There’s something about the community in these games that doesn’t fit with what we tend to associate with internet gaming. There is no toxicity, or much less of it. The ‘Stardew Valley’ or ‘Animal Crossing’ forums function more like sharing groups than arenas of debate. People post their farm, ask how to get a certain item, thank you for the advice, and everyone is happy.

This has to do with the very mechanics of the genre. When there is no competition, there is no hierarchy. No one is a better ‘Stardew Valley’ player than anyone else. You can have the most beautiful farm or the most chaotic farm, but that’s not a marker of skill, it’s a marker of taste. And as the popular Spanish proverb says: “There is nothing written about taste”.

Youtuber Andrea Compton, one of the most followed content creators in this field in Spanish, has described this on several occasions. Many people who come to these games did not consider themselves gamers and are surprised to find a community that does not treat them as beginners who have to catch up. “The sharing part gives me a lot of happiness,” she has said. It’s a simple sentence but it sums up pretty well why this community works differently from others.

Nintendo and the next step

And the phenomenon doesn’t stop. Just look at the hype surrounding the recent release of ‘Tomodachi Life: A Dream Life’. After years of requests, Nintendo has finally released this instalment in which you can see your friends (or exes, if you’re a risk taker) living together on an island.

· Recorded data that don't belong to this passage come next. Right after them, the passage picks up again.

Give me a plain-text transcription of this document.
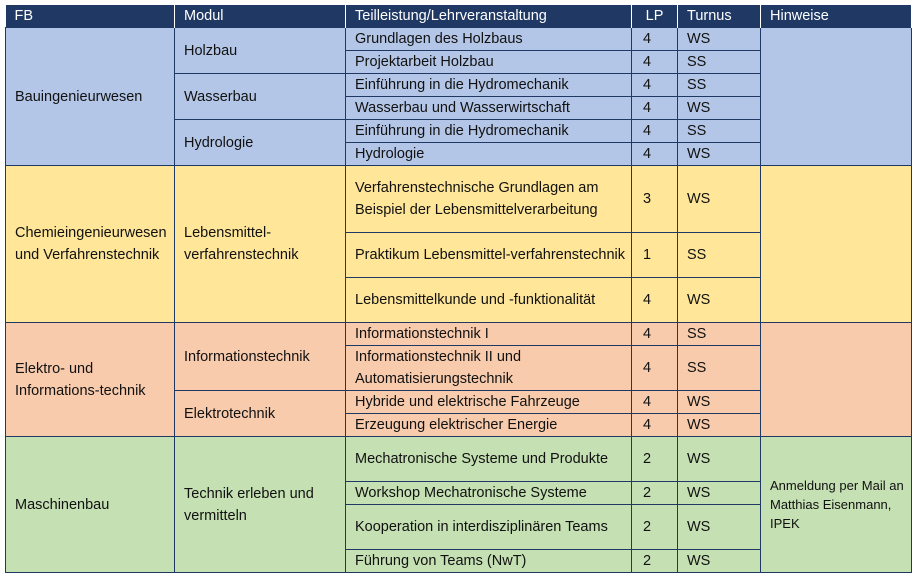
FB	Modul	Teilleistung/Lehrveranstaltung	LP	Turnus	Hinweise
Bauingenieurwesen	Holzbau	Grundlagen des Holzbaus	4	WS	
		Projektarbeit Holzbau	4	SS	
	Wasserbau	Einführung in die Hydromechanik	4	SS	
		Wasserbau und Wasserwirtschaft	4	WS	
	Hydrologie	Einführung in die Hydromechanik	4	SS	
		Hydrologie	4	WS	
Chemieingenieurwesen und Verfahrenstechnik	Lebensmittel-verfahrenstechnik	Verfahrenstechnische Grundlagen am Beispiel der Lebensmittelverarbeitung	3	WS	
		Praktikum Lebensmittel-verfahrenstechnik	1	SS	
		Lebensmittelkunde und -funktionalität	4	WS	
Elektro- und Informations-technik	Informationstechnik	Informationstechnik I	4	SS	
		Informationstechnik II und Automatisierungstechnik	4	SS	
	Elektrotechnik	Hybride und elektrische Fahrzeuge	4	WS	
		Erzeugung elektrischer Energie	4	WS	
Maschinenbau	Technik erleben und vermitteln	Mechatronische Systeme und Produkte	2	WS	Anmeldung per Mail an Matthias Eisenmann, IPEK
		Workshop Mechatronische Systeme	2	WS	
		Kooperation in interdisziplinären Teams	2	WS	
		Führung von Teams (NwT)	2	WS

It’s the perfect example of what we’re looking for now: not just a peaceful world, but a place where social relationships, even if they are between ‘Miis’ (the characters in the game itself), feel safe and fun. The 46 million copies Animal Crossing has sold were not a mirage of the pandemic, but a warning of what was to come.

Whether that is escapism or something more complicated is a question for each player to answer in their own way. What is clear is that there are millions of people willing to pay for a pixel farm, and that deserves more than a condescending smile.